En la orilla izquierda del Cinca, un gran río que da a Laspuña la grandilocuencia suficiente para no escapar a la indiferencia de nuestra mirada, ni siquiera a la atenta protección de la Peña Montañesa, se encuentra este pequeño lugar del Pirineo Aragonés.

Su caserío, compacto y renovado casi en su totalidad, se rige por la efigie de la iglesia de Nuestra Señora de las Dolores, reconstruida tras la Guerra Civil pero cuyo estilo corresponde a los cánones del siglo XVI en Aragón, el característico gótico que impregna gran cantidad de construcciones de la geografía aragonesa.

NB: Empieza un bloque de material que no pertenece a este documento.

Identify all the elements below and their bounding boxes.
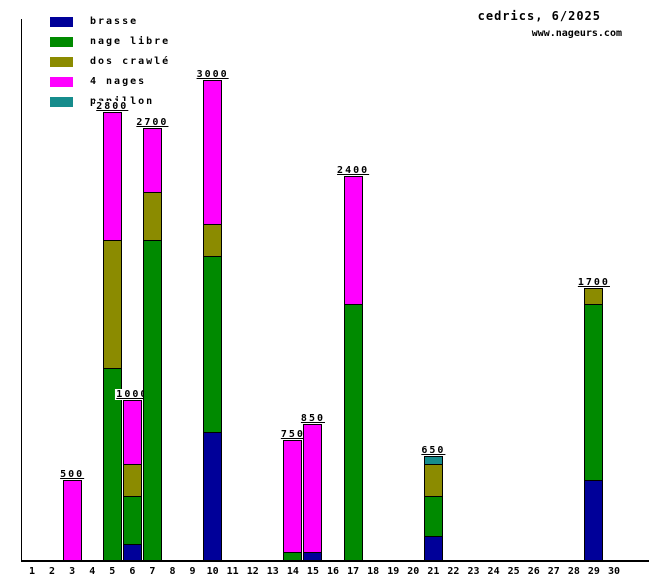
legend-swatch-4-nages	[50, 77, 73, 87]
bar-day-3	[63, 480, 82, 560]
x-tick-label-20: 20	[407, 566, 420, 577]
bar-segment-4-nages	[143, 128, 162, 192]
x-tick-label-13: 13	[266, 566, 279, 577]
y-axis-line	[21, 19, 22, 561]
legend-row-dos-crawlé: dos crawlé	[50, 57, 170, 67]
legend-label: nage libre	[90, 36, 171, 47]
x-tick-label-10: 10	[206, 566, 219, 577]
bar-segment-papillon	[424, 456, 443, 464]
bar-segment-nage-libre	[584, 304, 603, 480]
bar-total-label-day-10[interactable]: 3000	[195, 69, 230, 80]
x-tick-label-14: 14	[286, 566, 299, 577]
bar-total-label-day-7[interactable]: 2700	[135, 117, 170, 128]
x-tick-label-8: 8	[169, 566, 176, 577]
bar-segment-4-nages	[303, 424, 322, 552]
bar-segment-brasse	[203, 432, 222, 560]
legend-row-4-nages: 4 nages	[50, 77, 170, 87]
x-tick-label-28: 28	[567, 566, 580, 577]
bar-total-label-day-6[interactable]: 1000	[115, 389, 150, 400]
legend-swatch-dos-crawlé	[50, 57, 73, 67]
legend-label: 4 nages	[90, 76, 147, 87]
legend-row-brasse: brasse	[50, 17, 170, 27]
bar-segment-dos-crawlé	[123, 464, 142, 496]
bar-segment-4-nages	[123, 400, 142, 464]
x-tick-label-19: 19	[387, 566, 400, 577]
x-tick-label-24: 24	[487, 566, 500, 577]
bar-total-label-day-14[interactable]: 750	[279, 429, 306, 440]
x-tick-label-3: 3	[69, 566, 76, 577]
bar-total-label-day-21[interactable]: 650	[420, 445, 447, 456]
x-tick-label-23: 23	[467, 566, 480, 577]
x-tick-label-5: 5	[109, 566, 116, 577]
bar-day-7	[143, 128, 162, 560]
bar-segment-brasse	[584, 480, 603, 560]
x-tick-label-15: 15	[306, 566, 319, 577]
bar-segment-4-nages	[103, 112, 122, 240]
bar-segment-dos-crawlé	[203, 224, 222, 256]
x-tick-label-26: 26	[527, 566, 540, 577]
x-tick-label-18: 18	[367, 566, 380, 577]
bar-segment-nage-libre	[424, 496, 443, 536]
legend-label: dos crawlé	[90, 56, 171, 67]
x-tick-label-25: 25	[507, 566, 520, 577]
x-tick-label-6: 6	[129, 566, 136, 577]
bar-segment-nage-libre	[143, 240, 162, 560]
bar-segment-nage-libre	[344, 304, 363, 560]
bar-segment-nage-libre	[123, 496, 142, 544]
bar-segment-nage-libre	[203, 256, 222, 432]
x-tick-label-17: 17	[347, 566, 360, 577]
site-url: www.nageurs.com	[531, 28, 622, 39]
bar-day-15	[303, 424, 322, 560]
bar-segment-dos-crawlé	[584, 288, 603, 304]
bar-total-label-day-5[interactable]: 2800	[95, 101, 130, 112]
x-tick-label-29: 29	[587, 566, 600, 577]
legend-swatch-nage-libre	[50, 37, 73, 47]
x-tick-label-27: 27	[547, 566, 560, 577]
x-tick-label-22: 22	[447, 566, 460, 577]
x-tick-label-7: 7	[149, 566, 156, 577]
x-tick-label-11: 11	[226, 566, 239, 577]
bar-day-10	[203, 80, 222, 560]
x-tick-label-2: 2	[49, 566, 56, 577]
bar-segment-dos-crawlé	[424, 464, 443, 496]
bar-total-label-day-29[interactable]: 1700	[576, 277, 611, 288]
x-tick-label-1: 1	[28, 566, 36, 577]
legend-row-nage-libre: nage libre	[50, 37, 170, 47]
x-axis-line	[21, 560, 649, 562]
bar-segment-4-nages	[283, 440, 302, 552]
bar-day-6	[123, 400, 142, 560]
chart-title: cedrics, 6/2025	[477, 9, 601, 23]
legend-label: brasse	[90, 16, 139, 27]
bar-day-21	[424, 456, 443, 560]
legend-swatch-brasse	[50, 17, 73, 27]
x-tick-label-4: 4	[89, 566, 96, 577]
bar-segment-brasse	[424, 536, 443, 560]
x-tick-label-21: 21	[427, 566, 440, 577]
bar-segment-brasse	[303, 552, 322, 560]
bar-segment-4-nages	[203, 80, 222, 224]
bar-total-label-day-17[interactable]: 2400	[336, 165, 371, 176]
x-tick-label-12: 12	[246, 566, 259, 577]
bar-segment-4-nages	[63, 480, 82, 560]
bar-segment-brasse	[123, 544, 142, 560]
bar-day-29	[584, 288, 603, 560]
bar-day-14	[283, 440, 302, 560]
bar-segment-nage-libre	[283, 552, 302, 560]
bar-segment-dos-crawlé	[143, 192, 162, 240]
x-tick-label-30: 30	[607, 566, 621, 577]
x-tick-label-9: 9	[189, 566, 196, 577]
bar-day-5	[103, 112, 122, 560]
bar-day-17	[344, 176, 363, 560]
bar-segment-4-nages	[344, 176, 363, 304]
bar-total-label-day-15[interactable]: 850	[299, 413, 326, 424]
x-tick-label-16: 16	[327, 566, 340, 577]
legend-swatch-papillon	[50, 97, 73, 107]
bar-segment-dos-crawlé	[103, 240, 122, 368]
bar-segment-nage-libre	[103, 368, 122, 560]
bar-total-label-day-3[interactable]: 500	[59, 469, 86, 480]
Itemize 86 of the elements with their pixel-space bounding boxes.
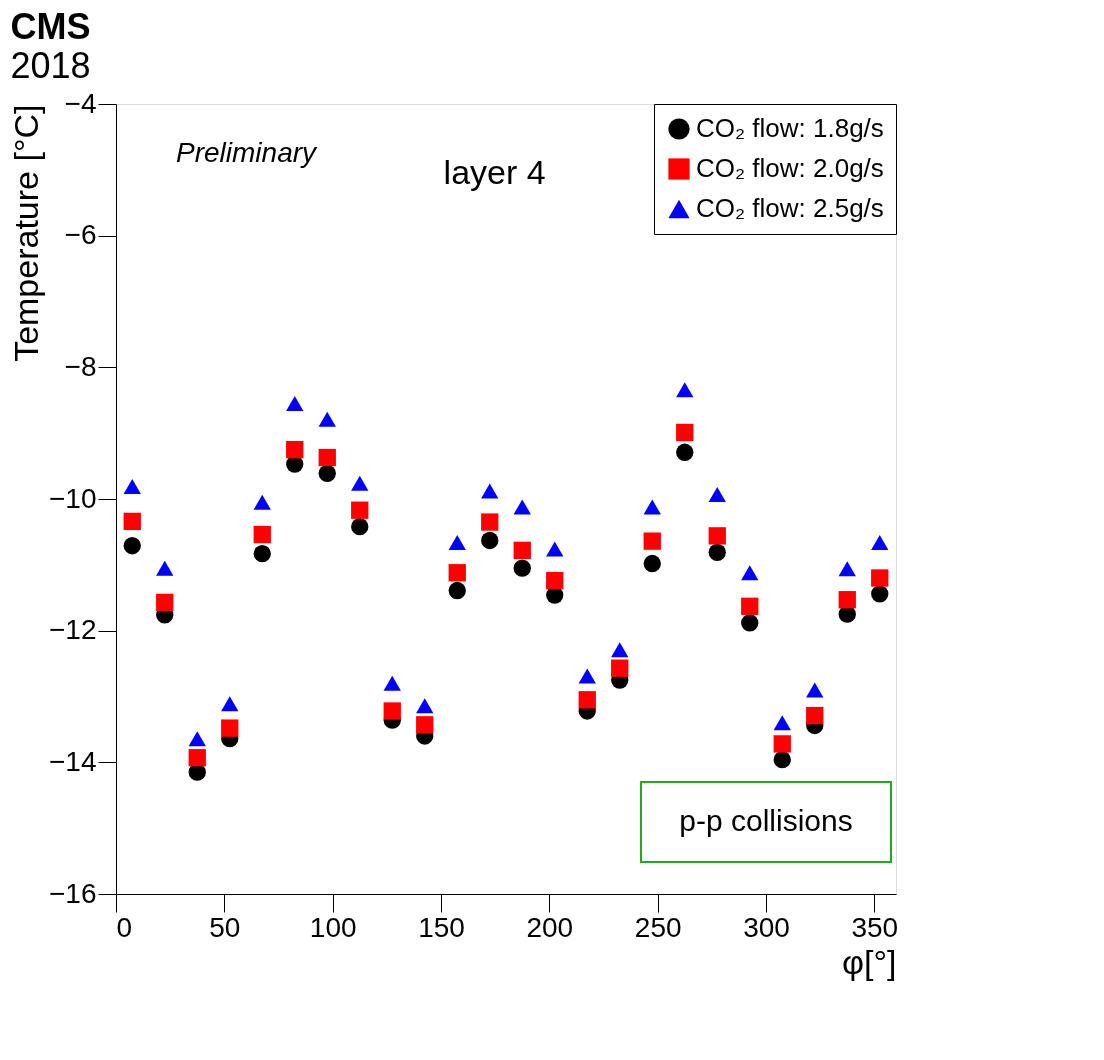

Muy cercana, la ermita de Fuensanta, un templo del siglo XVII que cuenta a su lado con la casa del santero, con una bella chimenea tradicional y algunas interesantes inscripciones. Otro de los reclamos del lugar, la ermita de San Andrés, representa un encantador ejemplo del románico rural.

Para aquellos curiosos interesados en aspectos etnológicos o aspectos relacionados con las rutas y parajes del lugar, encontrarán el museo de las Navatas y la Madera.